O Brasil vive atualmente numa democracia sequestrada. Sequestrada pelos interesses dos que lucram com a agenda ultraneoliberal imposta sem um único voto. O Estado perdeu sua autonomia relativa e sua função de intermediação de interesses diversos, algo vital numa democracia de verdade. As instituições, fragilizadas e em crise, apenas “carimbam” as decisões do “mercado”.
Quem ganha com isso?
Ganham aberrações políticas como Bolsonaro, aventureiros “apolíticos” como Doria, rentistas, banqueiros e as oligarquias predadoras que sempre lucraram com a extinção dos direitos dos mais pobres. O resto do Brasil perde. E perde feio. Até mesmo os setores mais esclarecidos do empresariado, que produzem para o mercado interno e dependem da ação do Estado percebem agora que estão perdendo.
Mas quem ganha mesmo, e muito, é quem está comprando o Brasil a preço de banana. Esse pessoal está nadando de braçada na crise. Nunca ninguém comprou reservas provadas de petróleo a preço tão baixo, praticamente uma doação. Nunca ninguém haverá de comprar nióbio, ouro, tântalo e outras riquezas minerais da Amazônia a preços tão convidativos. Jamais alguém haverá de comprar energia hidrelétrica, já amortizada, por valores tão aviltados. De brinde, ainda podem levar as nossas terras e a Casa da Moeda.
São grandes negociatas que se descortinam à Nação. Muita gente vai ganhar rios de dinheiro. Surgirão daí os novos “geddeis”, os novos “cunhas”. Novos bunkers em novos apartamentos receberão muito mais malas. Dessa vez, com dólares e euros, como nas privatizações da década de 1990.
Isso escandaliza? Não, isso é normal. O que escandaliza é o “triplex” que Lula nunca teve.
A transformação da antiga sexta economia mundial, respeitada no plano internacional, numa republiqueta de bananas e numa plataforma colonial dependente interessa.
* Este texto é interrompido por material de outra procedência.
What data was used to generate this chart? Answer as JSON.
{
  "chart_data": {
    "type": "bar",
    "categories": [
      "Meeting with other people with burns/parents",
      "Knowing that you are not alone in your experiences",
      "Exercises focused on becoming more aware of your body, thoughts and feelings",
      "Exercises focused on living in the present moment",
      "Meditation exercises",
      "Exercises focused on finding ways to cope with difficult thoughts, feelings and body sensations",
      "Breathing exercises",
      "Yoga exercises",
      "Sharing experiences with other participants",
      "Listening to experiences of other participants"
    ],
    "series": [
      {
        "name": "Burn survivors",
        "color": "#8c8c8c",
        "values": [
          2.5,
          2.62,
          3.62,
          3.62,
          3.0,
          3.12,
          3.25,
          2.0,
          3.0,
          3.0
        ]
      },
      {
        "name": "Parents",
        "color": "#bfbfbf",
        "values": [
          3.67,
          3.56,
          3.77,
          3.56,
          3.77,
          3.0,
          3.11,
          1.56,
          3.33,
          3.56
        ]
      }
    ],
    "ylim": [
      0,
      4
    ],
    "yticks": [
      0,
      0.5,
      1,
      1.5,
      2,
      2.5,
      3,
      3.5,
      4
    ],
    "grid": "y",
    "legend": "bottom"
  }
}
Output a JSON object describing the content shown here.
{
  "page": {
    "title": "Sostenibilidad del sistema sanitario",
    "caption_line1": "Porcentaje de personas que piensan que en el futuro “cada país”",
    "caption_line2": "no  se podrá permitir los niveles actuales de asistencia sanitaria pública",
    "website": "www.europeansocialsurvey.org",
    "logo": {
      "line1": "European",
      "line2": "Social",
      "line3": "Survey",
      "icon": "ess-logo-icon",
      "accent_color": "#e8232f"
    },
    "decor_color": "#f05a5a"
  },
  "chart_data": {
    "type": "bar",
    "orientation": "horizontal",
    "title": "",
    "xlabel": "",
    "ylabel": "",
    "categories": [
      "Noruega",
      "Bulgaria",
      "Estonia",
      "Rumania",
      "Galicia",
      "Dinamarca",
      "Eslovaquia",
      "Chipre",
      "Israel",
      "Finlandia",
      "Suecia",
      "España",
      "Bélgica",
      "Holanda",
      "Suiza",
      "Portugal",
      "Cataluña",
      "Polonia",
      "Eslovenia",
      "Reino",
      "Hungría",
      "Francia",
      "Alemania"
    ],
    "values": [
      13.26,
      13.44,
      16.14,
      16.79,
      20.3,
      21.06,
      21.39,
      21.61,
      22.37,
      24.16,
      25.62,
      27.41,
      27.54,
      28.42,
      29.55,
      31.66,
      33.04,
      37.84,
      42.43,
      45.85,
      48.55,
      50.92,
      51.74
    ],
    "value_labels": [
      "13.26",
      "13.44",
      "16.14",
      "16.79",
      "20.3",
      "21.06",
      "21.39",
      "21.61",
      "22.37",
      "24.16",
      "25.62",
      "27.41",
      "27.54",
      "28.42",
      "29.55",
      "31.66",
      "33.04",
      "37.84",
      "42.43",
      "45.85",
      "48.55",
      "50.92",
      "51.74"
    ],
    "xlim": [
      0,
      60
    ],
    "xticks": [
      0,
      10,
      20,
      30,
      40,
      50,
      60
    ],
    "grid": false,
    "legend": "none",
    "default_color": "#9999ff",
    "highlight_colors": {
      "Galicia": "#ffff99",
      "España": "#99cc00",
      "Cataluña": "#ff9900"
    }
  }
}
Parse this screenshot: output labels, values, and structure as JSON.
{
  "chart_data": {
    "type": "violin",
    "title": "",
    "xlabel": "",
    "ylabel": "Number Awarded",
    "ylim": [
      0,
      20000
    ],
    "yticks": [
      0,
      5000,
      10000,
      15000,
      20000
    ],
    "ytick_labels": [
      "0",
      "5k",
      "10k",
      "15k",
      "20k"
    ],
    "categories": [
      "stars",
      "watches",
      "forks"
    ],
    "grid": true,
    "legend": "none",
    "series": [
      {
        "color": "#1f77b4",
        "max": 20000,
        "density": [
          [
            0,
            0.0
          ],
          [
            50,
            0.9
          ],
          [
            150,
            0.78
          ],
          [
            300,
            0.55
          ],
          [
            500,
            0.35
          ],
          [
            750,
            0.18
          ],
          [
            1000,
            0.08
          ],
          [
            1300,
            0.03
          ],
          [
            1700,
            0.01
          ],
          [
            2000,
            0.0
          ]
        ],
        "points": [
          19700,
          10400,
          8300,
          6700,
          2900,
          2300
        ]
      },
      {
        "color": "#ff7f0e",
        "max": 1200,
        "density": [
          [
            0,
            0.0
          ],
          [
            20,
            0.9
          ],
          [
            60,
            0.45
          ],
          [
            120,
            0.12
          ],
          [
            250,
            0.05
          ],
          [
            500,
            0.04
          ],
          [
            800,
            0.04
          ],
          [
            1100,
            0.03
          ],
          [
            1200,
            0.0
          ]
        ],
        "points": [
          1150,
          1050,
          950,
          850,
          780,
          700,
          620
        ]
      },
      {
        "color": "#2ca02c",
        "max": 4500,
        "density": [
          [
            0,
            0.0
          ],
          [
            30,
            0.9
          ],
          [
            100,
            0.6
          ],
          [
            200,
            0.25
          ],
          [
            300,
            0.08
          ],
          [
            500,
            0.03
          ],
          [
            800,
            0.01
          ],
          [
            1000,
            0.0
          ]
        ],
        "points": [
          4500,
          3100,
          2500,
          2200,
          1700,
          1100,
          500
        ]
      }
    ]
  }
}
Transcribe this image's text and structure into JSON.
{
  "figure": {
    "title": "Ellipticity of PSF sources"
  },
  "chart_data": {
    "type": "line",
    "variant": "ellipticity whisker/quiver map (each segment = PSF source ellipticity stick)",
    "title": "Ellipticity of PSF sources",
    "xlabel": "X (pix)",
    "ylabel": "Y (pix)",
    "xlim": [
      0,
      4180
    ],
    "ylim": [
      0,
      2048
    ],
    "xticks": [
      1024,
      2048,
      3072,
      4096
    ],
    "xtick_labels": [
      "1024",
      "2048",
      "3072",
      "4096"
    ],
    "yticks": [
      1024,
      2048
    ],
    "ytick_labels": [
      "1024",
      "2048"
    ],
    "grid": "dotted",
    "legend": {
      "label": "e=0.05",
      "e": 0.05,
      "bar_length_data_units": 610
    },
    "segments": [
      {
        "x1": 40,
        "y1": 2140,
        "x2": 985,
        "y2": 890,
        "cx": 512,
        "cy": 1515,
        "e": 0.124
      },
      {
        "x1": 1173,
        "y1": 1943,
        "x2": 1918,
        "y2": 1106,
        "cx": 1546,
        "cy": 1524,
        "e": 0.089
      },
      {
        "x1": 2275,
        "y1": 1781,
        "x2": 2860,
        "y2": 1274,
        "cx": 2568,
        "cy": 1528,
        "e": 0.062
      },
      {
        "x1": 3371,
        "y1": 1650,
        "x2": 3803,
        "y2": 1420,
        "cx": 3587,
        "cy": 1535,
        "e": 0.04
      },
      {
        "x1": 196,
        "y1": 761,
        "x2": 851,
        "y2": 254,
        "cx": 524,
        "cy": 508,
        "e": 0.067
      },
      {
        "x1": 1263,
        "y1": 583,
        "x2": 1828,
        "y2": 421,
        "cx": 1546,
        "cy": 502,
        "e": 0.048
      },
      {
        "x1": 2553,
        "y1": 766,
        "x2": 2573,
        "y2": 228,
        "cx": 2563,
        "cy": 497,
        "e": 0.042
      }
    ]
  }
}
A destruição do Brasil e da sua democracia interessa.
Algum dia a ficha vai cair: ao transformarem o PT no “suspeito de sempre” e no “inimigo interno”, entregaram o Brasil aos culpados de sempre e ao inimigo externo.
Parafraseando Bogart, acho que esse não é o começo de uma bela amizade.
- Marcelo Zero é sociólogo, especialista em Relações Internacionais e assessor da liderança do PT no Senado.